Tempest also reviewed results from the earlier Phase 1/2 investigator-initiated trial, which demonstrated deep and durable responses. Among 19 evaluable patients, the overall response rate was again 100%, with an 89.5% complete response rate. At the highest dose level, all treated patients achieved a complete response. Median progression-free survival was 23.1 months across all patients, including those with extramedullary disease—a group typically associated with poorer outcomes. All evaluable patients remained MRD-negative at 12 months, supporting the therapy’s potential durability.

Novatim’s proprietary parallel dual-targeting CAR structure is a key component of TPST-2003’s design. Dr. Guoxiang Wu, Chairman and General Manager of Novatim, explained that the architecture is intended to overcome limitations seen with other approaches, including relapse due to insufficient target coverage. He noted that TPST-2003 has shown promising activity not only in multiple myeloma but also in POEMS syndrome and may have potential utility in autoimmune diseases, supported by its safety and efficacy profile.

Within the broader treatment landscape, CAR-T therapies have become an important option for patients with relapsed or refractory multiple myeloma, though challenges such as relapse, complex manufacturing, and safety concerns remain. TPST-2003’s structure was specifically engineered to address these limitations by targeting two antigens in parallel, which may improve consistency of response even in patients with highly heterogeneous disease.

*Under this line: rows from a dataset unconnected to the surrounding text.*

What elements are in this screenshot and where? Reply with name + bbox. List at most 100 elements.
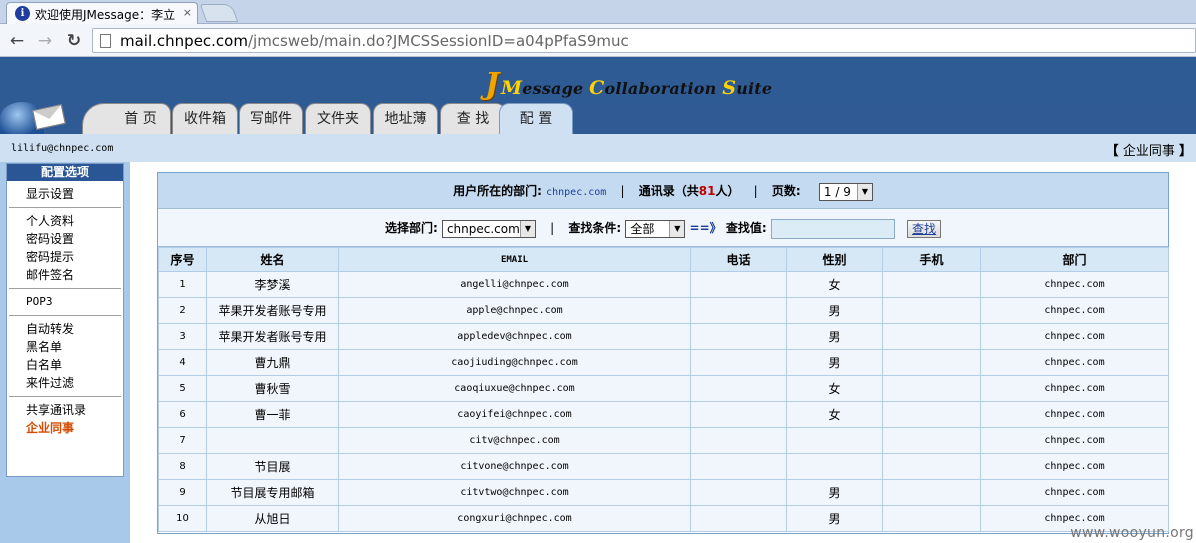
back-arrow-icon[interactable]: ← — [6, 30, 28, 52]
table-row[interactable]: 10 从旭日 congxuri@chnpec.com 男 chnpec.com — [158, 505, 1169, 532]
cell-dept: chnpec.com — [980, 323, 1169, 350]
tab-settings[interactable]: 配 置 — [499, 103, 573, 134]
cell-no: 3 — [158, 323, 207, 350]
address-count-label: 通讯录（共81人） — [638, 184, 740, 198]
col-gender[interactable]: 性别 — [786, 247, 883, 272]
sidebar-group-pop3: POP3 — [9, 289, 121, 316]
sidebar-item-blacklist[interactable]: 黑名单 — [26, 338, 121, 356]
col-no[interactable]: 序号 — [158, 247, 207, 272]
cell-mobile — [882, 505, 981, 532]
table-row[interactable]: 8 节目展 citvone@chnpec.com chnpec.com — [158, 453, 1169, 480]
address-bar[interactable]: mail.chnpec.com/jmcsweb/main.do?JMCSSess… — [92, 28, 1196, 53]
page-label: 页数: — [771, 184, 801, 198]
cell-phone — [690, 505, 787, 532]
tab-search[interactable]: 查 找 — [440, 103, 506, 134]
cell-name: 曹一菲 — [206, 401, 339, 428]
app-header: J Message Collaboration Suite 首 页 收件箱 写邮… — [0, 57, 1196, 134]
sidebar-item-display-settings[interactable]: 显示设置 — [26, 185, 121, 203]
cell-gender — [786, 453, 883, 480]
cell-name: 节目展 — [206, 453, 339, 480]
breadcrumb-current: 企业同事 — [1122, 144, 1175, 159]
url-text: mail.chnpec.com/jmcsweb/main.do?JMCSSess… — [120, 32, 629, 50]
sidebar-item-auto-forward[interactable]: 自动转发 — [26, 320, 121, 338]
cell-gender: 男 — [786, 505, 883, 532]
cell-email: apple@chnpec.com — [338, 297, 691, 324]
reload-icon[interactable]: ↻ — [63, 30, 85, 52]
table-row[interactable]: 5 曹秋雪 caoqiuxue@chnpec.com 女 chnpec.com — [158, 375, 1169, 402]
cell-no: 1 — [158, 271, 207, 298]
browser-tab-title: 欢迎使用JMessage：李立 — [35, 8, 176, 22]
cell-phone — [690, 297, 787, 324]
cell-gender: 女 — [786, 271, 883, 298]
sidebar-item-whitelist[interactable]: 白名单 — [26, 356, 121, 374]
watermark: www.wooyun.org — [1070, 525, 1194, 541]
cell-dept: chnpec.com — [980, 401, 1169, 428]
sidebar-group-account: 个人资料 密码设置 密码提示 邮件签名 — [9, 208, 121, 289]
cell-name: 苹果开发者账号专用 — [206, 297, 339, 324]
tab-folders[interactable]: 文件夹 — [305, 103, 371, 134]
sidebar-item-shared-contacts[interactable]: 共享通讯录 — [26, 401, 121, 419]
config-sidebar: 配置选项 显示设置 个人资料 密码设置 密码提示 邮件签名 POP3 自动转发 … — [6, 163, 124, 477]
cell-no: 8 — [158, 453, 207, 480]
col-mobile[interactable]: 手机 — [882, 247, 981, 272]
chevron-down-icon: ▼ — [669, 220, 685, 237]
sidebar-item-profile[interactable]: 个人资料 — [26, 212, 121, 230]
table-row[interactable]: 9 节目展专用邮箱 citvtwo@chnpec.com 男 chnpec.com — [158, 479, 1169, 506]
search-value-label: 查找值: — [725, 221, 767, 235]
table-row[interactable]: 6 曹一菲 caoyifei@chnpec.com 女 chnpec.com — [158, 401, 1169, 428]
table-row[interactable]: 7 citv@chnpec.com chnpec.com — [158, 427, 1169, 454]
col-dept[interactable]: 部门 — [980, 247, 1169, 272]
cell-dept: chnpec.com — [980, 375, 1169, 402]
table-row[interactable]: 4 曹九鼎 caojiuding@chnpec.com 男 chnpec.com — [158, 349, 1169, 376]
jmessage-logo: J Message Collaboration Suite — [485, 67, 772, 102]
page-select[interactable]: 1 / 9 ▼ — [818, 182, 873, 201]
tab-home[interactable]: 首 页 — [82, 103, 171, 134]
cell-mobile — [882, 453, 981, 480]
cell-gender: 男 — [786, 479, 883, 506]
cell-mobile — [882, 401, 981, 428]
cell-phone — [690, 375, 787, 402]
dept-link[interactable]: chnpec.com — [546, 187, 606, 198]
cell-gender: 女 — [786, 375, 883, 402]
cell-no: 9 — [158, 479, 207, 506]
sidebar-item-pop3[interactable]: POP3 — [26, 293, 121, 311]
cell-name: 李梦溪 — [206, 271, 339, 298]
chevron-down-icon: ▼ — [856, 183, 872, 200]
close-tab-icon[interactable]: × — [183, 6, 192, 19]
tab-address-book[interactable]: 地址薄 — [373, 103, 438, 134]
tab-compose[interactable]: 写邮件 — [239, 103, 303, 134]
arrow-indicator: ==》 — [689, 221, 722, 235]
cell-phone — [690, 349, 787, 376]
cell-email: angelli@chnpec.com — [338, 271, 691, 298]
sidebar-title: 配置选项 — [7, 164, 123, 181]
cell-dept: chnpec.com — [980, 349, 1169, 376]
cell-email: caoqiuxue@chnpec.com — [338, 375, 691, 402]
col-name[interactable]: 姓名 — [206, 247, 339, 272]
sidebar-item-password[interactable]: 密码设置 — [26, 230, 121, 248]
cell-email: caojiuding@chnpec.com — [338, 349, 691, 376]
browser-tab[interactable]: i 欢迎使用JMessage：李立 × — [6, 2, 198, 24]
condition-select[interactable]: 全部 ▼ — [625, 219, 686, 238]
cell-gender: 男 — [786, 297, 883, 324]
dept-select[interactable]: chnpec.com ▼ — [441, 219, 536, 238]
tab-inbox[interactable]: 收件箱 — [172, 103, 238, 134]
cell-name — [206, 427, 339, 454]
table-row[interactable]: 3 苹果开发者账号专用 appledev@chnpec.com 男 chnpec.com — [158, 323, 1169, 350]
sidebar-item-password-hint[interactable]: 密码提示 — [26, 248, 121, 266]
breadcrumb: 【 企业同事 】 — [1105, 144, 1192, 159]
col-phone[interactable]: 电话 — [690, 247, 787, 272]
sidebar-item-signature[interactable]: 邮件签名 — [26, 266, 121, 284]
contacts-table: 序号 姓名 EMAIL 电话 性别 手机 部门 1 李梦溪 angelli@chnp… — [158, 247, 1169, 532]
chevron-down-icon: ▼ — [519, 220, 535, 237]
new-tab-button[interactable] — [199, 4, 239, 22]
cell-mobile — [882, 375, 981, 402]
cell-name: 从旭日 — [206, 505, 339, 532]
table-row[interactable]: 1 李梦溪 angelli@chnpec.com 女 chnpec.com — [158, 271, 1169, 298]
sidebar-item-colleagues[interactable]: 企业同事 — [26, 419, 121, 437]
forward-arrow-icon[interactable]: → — [34, 30, 56, 52]
search-input[interactable] — [770, 218, 895, 239]
col-email[interactable]: EMAIL — [338, 247, 691, 272]
table-row[interactable]: 2 苹果开发者账号专用 apple@chnpec.com 男 chnpec.com — [158, 297, 1169, 324]
search-button[interactable]: 查找 — [907, 219, 942, 238]
sidebar-item-incoming-filter[interactable]: 来件过滤 — [26, 374, 121, 392]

Tempest is also applying its dual-targeting architecture to additional programs. TPST-3003, an allogeneic CD19/BCMA therapy for relapsed or refractory multiple myeloma, and TPST-4003, an in vivo CD19/BCMA therapy for systemic lupus erythematosus and other immunology disorders, are advancing in development. Initial clinical data from these programs are expected later this year. The company plans to share full REDEEM-1 results and updated IIT findings in 2026. Based on the data collected so far, Tempest intends to submit a U.S. IND application and, pending regulatory clearance, begin a registrational trial of TPST-2003 in 2026.